ÉLÉMENTS : Racontez-nous l’assaut que vous avez subi hier ? Apparemment des manifestants réunis à Nancy contre le projet d’enfouissement de déchets nucléaires à Bure, dans la Meuse, après avoir été négligemment dispersés par la police, ont décider de pousser jusqu’aux portes des Deux Cités. Ce n’était pas une visite de courtoisie ?
ALEXIS FORGET. Dans son ouvrage, Psychologie des foules (1895), Gustave Le Bon décortiquait le caractère irraisonné de la masse en mouvement et ce qui s’est produit hier ne fait pas exception. Peu avant midi, une horde sauvage d’une trentaine d’hères a surgi devant la vitrine nancéienne, scandant les cris habituels et tambourinant sur la vitre tandis que quelques-uns pratiquaient les arts plastiques. Le temps de sortir et de voir piétiner une ardoise commerciale – qui a fini par être emportée par le torrent –, je me suis fait pousser à deux reprises contre la vitrine tandis qu’un des invertébrés en profitait pour s’introduire dans la librairie et, après avoir envoyé au sol deux rayonnages (contenant des titres de La Nouvelle Librairie ou encore 1984 d’Orwell, la symbolique est grande), subtilisait mon téléphone portable laissé sur le comptoir.
ÉLÉMENTS : Cette attaque a-t-elle suscité des réactions à Nancy et ailleurs, de solidarité, on l’espère ? D’hostilité ? Ou bien une absence de réaction, silence – éloquent, cela va s’en dire – sur les exactions de l’extrême gauche ?
ALEXIS FORGET. Au moment des faits, des commerçants et restaurateurs voisins à qui je tiens à rendre hommage sont rapidement intervenus pour se placer en protection devant la vitrine, qu’ils en soient ici chaleureusement remerciés. Quant à une réaction des pouvoirs publics de la ville, nous l’attendons encore : les membres du conseil municipal (PS, PCF, EELV) font, depuis un an, le maximum pour qu’aucune rencontre n’ait lieu et, espérant me tromper, je ne crois pas à une visite prochaine. Inutile de préciser que si l’agression avait lieu à l’encontre d’un autre commerce, les bonnes âmes se seraient précipitées à son chevet. Il ne fait pas bon être conservateur à Nancy.

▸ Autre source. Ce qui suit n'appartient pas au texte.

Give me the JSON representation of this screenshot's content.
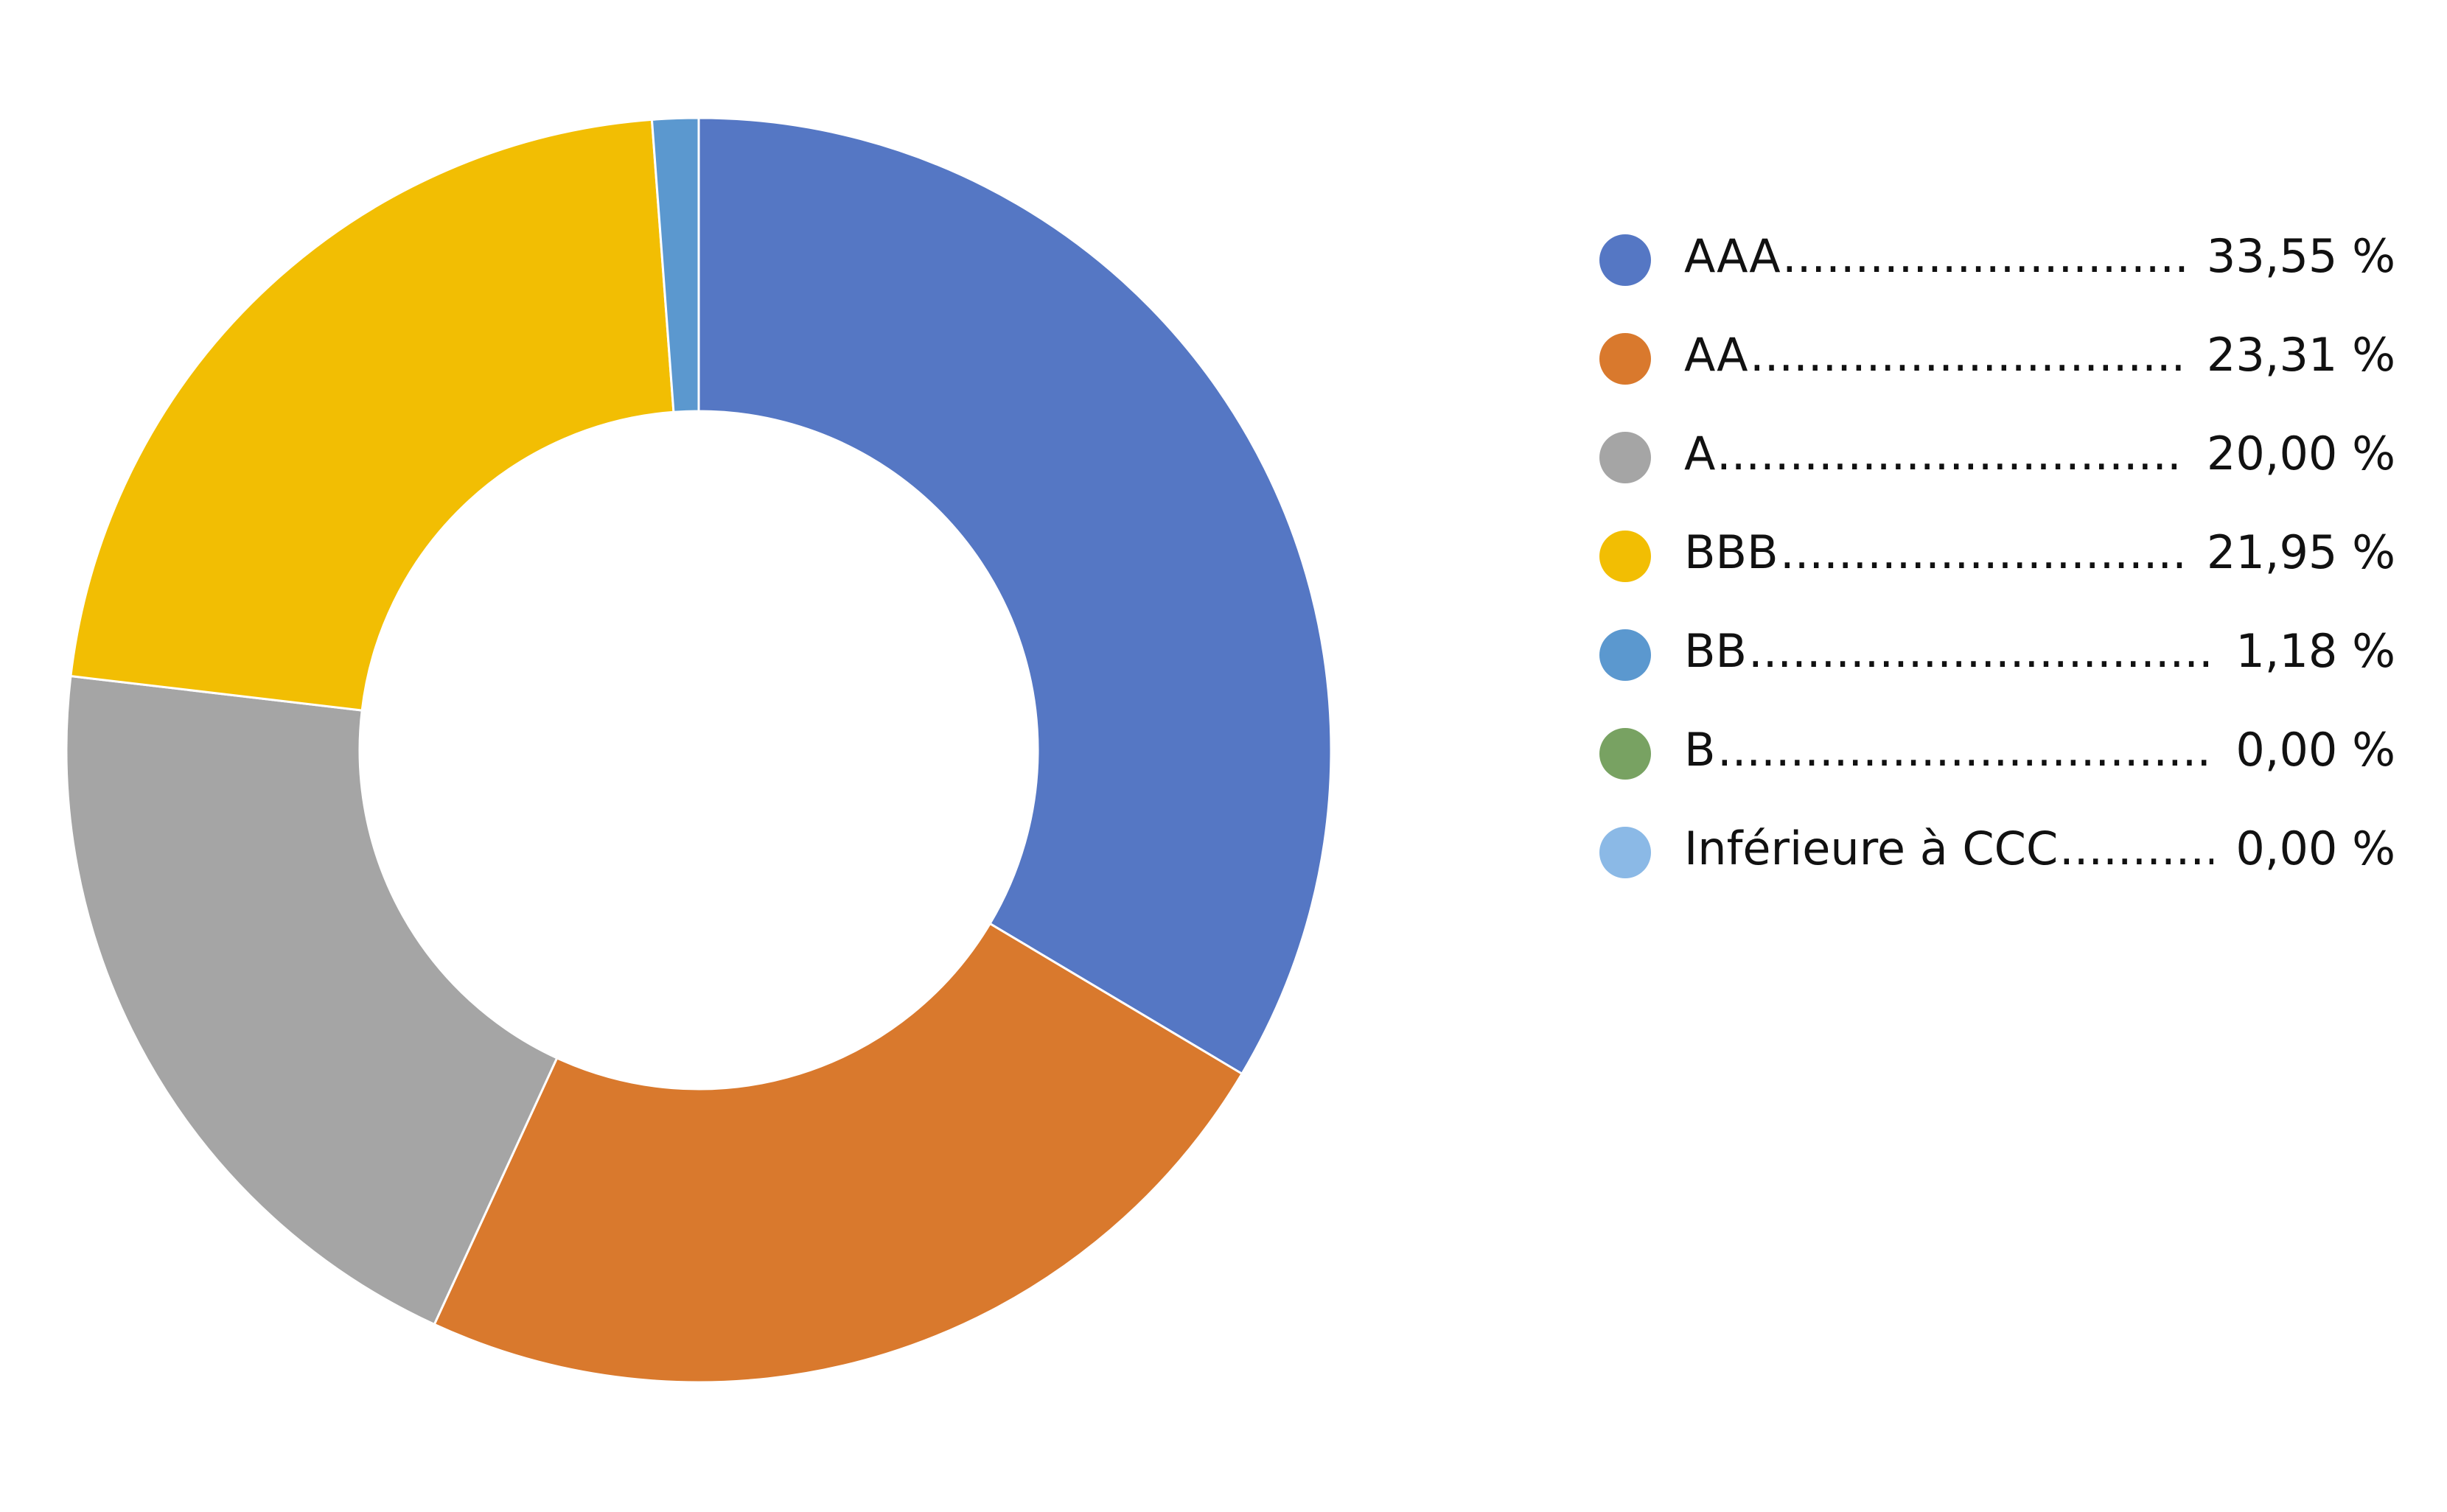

ÉLÉMENTS : Que vous inspirent ces attaques à répétition. On gave les étudiants en journalisme et les apprentis en librairie de principes solennels, on y répète en boucle le mot de Henri Heine : « Là on l’on brûle des livres, on brûlera bientôt des hommes. » Mais en vérité on s’en fout, des livres… On peut les brûler à volonté dès lors qu’ils ne correspondent pas à la doxa dominante ?
ALEXIS FORGET. C’est la fameuse phrase du révolutionnaire Louis Antoine de Saint-Just : « Pas de liberté pour les ennemis de la liberté » ; puisque perçus comme des ennemis du Progrès et de l’humanisme, nos droits ne sont pas les mêmes que ceux qui se situent du bon côté de la ligne. Il y a de facto, en France, une discrimination opérée par ceux-là même qui se réfèrent pourtant ad nauseam à la Constitution avec, en réalité, des citoyens plus égaux que d’autres, selon la célèbre formule.
ÉLÉMENTS : Vous avez déposé une plainte auprès du commissariat ?
ALEXIS FORGET. Bien sûr. Nous avons déposé plainte hier après-midi pour violence légère et vols avec dégradations. Ce ne sera que la cinquième plainte depuis un an. Peut-être les pouvoirs publics s’empareront-ils du sujet quand un cocktail Molotov aura été jeté dans le magasin… Après tout, ce sont les menaces entendues hier.
ÉLÉMENTS : L’aventure se poursuit plus que jamais ?
ALEXIS FORGET. Avec Sylvain, nous ne reculerons pas. La bêtise et l’ignorance ne serviront pas de prétextes à des barbares illettrés qui participent de la décadence de notre civilisation, aussi qu’ils continuent à agresser à piller : par leurs actions, la majorité habituellement silencieuse se réveille.